The Duke case “should scare all [academic] institutions around the country,” attorney Joel Androphy of Berg & Androphy told Retraction Watch. If successful, he added, it could “open the floodgates” to other whistleblowing cases on research misconduct in academia.
Potts-Kant was arrested on charges of embezzlement (totaling more than $25,000) in March 2013. She pled guilty, received a fine and probation, and was ordered to perform community service. Following a Duke investigation, 15 of Potts-Kant’s papers were retracted, some citing “unreliable” data. Additional publications have corrections or expressions of concern.
The lawsuit filed by Thomas was unsealed by a US district court last month, according to the news report; in it, Thomas claims that other researchers at Duke were aware of the problems with Pott-Kant’s work but that the university withheld information from federal funding agencies.

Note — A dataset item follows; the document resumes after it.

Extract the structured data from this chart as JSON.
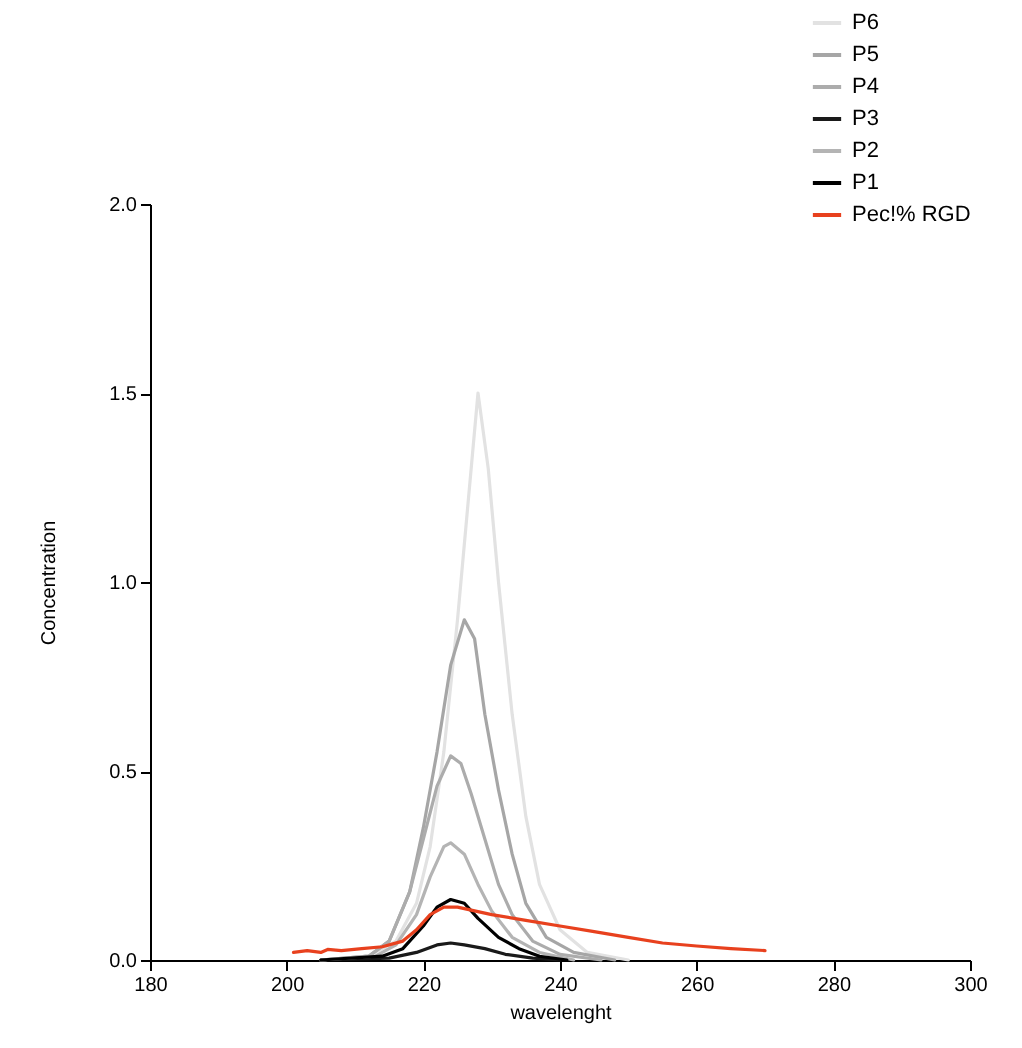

According to Thomas’s complaint, the misconduct affects at least 49 grants worth $82.8 million from federal agencies such as the National Institutes of Health (NIH) and the Environmental Protection Agency, and that an additional 15 NIH grants, worth $120.9 million, were awarded based on fraudulent data.
Duke responded to the accusations in a statement: “Even though the full scope of Ms. Potts-Kant’s actions were not known at the time, Duke notified several government agencies in June 2013 about the matter and immediately launched a formal scientific misconduct investigation, as required by federal law.”